对于模型类：可以直接通过类的属性方法获取在模型类中定义的模块（即，层）

根据迭代器的序数，模块名称，可通过以下三种方式获得指定的模块

# .modules() 方法的返回值，指定索引
list(contain_seq.modules())[0]

# .named_modules() 方法的返回值，指定模块名称
dict(contain_seq.named_modules())['2.0']

C. 获取指定的模块的参数

当获得模块对象后，可进一步根据 2.4.1 节的方式获得指定模块的参数

2.6 关闭梯度（冻结层）

.requires_grad_(requires_grad=True)：改变模型参数是 Autograd 模式，即是否开启对模型参数的梯度追踪

通过 .requires_grad_(Fasle) 方法关闭某些模块的学习参数的梯度计算，可以实现冻结层（或冻结学习参数），在训练的过程，不会更新相应的参数。

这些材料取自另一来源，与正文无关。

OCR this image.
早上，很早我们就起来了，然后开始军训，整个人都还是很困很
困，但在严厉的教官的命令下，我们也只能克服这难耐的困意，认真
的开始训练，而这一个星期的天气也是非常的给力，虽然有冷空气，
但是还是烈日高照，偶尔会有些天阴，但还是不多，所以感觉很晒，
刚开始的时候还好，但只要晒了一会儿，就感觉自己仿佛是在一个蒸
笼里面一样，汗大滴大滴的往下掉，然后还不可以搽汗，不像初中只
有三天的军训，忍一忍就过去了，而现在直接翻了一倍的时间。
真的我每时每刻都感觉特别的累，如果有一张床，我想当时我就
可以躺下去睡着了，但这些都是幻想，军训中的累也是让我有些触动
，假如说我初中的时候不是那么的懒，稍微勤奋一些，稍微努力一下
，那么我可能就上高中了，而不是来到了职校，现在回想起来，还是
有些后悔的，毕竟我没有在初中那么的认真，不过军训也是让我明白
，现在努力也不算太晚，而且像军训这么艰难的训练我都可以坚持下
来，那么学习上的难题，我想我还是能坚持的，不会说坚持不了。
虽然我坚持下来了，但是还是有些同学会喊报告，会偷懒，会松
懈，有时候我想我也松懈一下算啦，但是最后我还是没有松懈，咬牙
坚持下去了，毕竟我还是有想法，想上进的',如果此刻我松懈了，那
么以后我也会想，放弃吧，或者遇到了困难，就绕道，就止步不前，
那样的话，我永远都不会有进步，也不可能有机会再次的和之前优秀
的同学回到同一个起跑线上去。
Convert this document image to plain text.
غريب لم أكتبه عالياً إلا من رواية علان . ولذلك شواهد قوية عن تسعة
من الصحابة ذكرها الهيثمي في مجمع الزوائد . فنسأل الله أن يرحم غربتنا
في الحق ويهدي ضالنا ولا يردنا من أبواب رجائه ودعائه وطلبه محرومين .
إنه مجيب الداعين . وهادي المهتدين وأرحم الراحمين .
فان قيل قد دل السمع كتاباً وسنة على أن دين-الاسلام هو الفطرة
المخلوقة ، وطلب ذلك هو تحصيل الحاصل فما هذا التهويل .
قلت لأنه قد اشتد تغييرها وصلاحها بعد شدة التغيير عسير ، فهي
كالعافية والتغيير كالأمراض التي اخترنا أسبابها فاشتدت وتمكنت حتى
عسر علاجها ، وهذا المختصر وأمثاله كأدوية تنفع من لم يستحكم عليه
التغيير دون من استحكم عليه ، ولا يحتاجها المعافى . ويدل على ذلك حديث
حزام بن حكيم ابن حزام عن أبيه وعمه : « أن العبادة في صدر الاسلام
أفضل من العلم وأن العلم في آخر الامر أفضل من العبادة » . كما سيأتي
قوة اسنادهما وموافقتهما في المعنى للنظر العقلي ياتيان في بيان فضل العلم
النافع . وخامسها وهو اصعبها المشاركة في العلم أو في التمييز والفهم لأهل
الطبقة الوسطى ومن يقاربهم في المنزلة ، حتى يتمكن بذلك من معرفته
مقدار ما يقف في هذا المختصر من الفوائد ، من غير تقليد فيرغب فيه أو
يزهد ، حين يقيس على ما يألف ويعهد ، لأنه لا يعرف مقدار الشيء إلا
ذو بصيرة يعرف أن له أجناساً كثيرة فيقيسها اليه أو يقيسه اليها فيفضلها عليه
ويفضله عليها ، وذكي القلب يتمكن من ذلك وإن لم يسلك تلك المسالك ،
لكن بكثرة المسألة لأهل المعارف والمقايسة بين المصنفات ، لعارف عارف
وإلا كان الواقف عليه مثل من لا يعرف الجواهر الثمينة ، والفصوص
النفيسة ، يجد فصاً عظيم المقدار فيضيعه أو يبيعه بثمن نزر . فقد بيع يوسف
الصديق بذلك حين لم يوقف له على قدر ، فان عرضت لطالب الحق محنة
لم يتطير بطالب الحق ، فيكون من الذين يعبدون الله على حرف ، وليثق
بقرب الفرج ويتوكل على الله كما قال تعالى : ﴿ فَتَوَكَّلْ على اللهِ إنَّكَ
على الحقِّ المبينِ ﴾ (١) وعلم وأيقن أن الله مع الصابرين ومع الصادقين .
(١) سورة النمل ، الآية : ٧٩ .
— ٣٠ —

多用于模型的微调
这是所有 nn.module 类（包括模型，学习参数，模块，容器）都有的方法

另外一种冻结参数的方法，只向优化器传递需要学习的参数，参见这篇博客的第 1.2.2 节

3. 实例：BPNN 神经网络的 4 种构建方法及分析

3.1 BPNN 神经网络的 4 种构建方法

方法 1：使用 `nn.Sequential()`

import torch
import torch.nn as nn

class BPNNModeler(nn.Module):
    def __init__(self, input_dim, hidden_dim, output_dim):
        super(BPNNModeler, self).__init__()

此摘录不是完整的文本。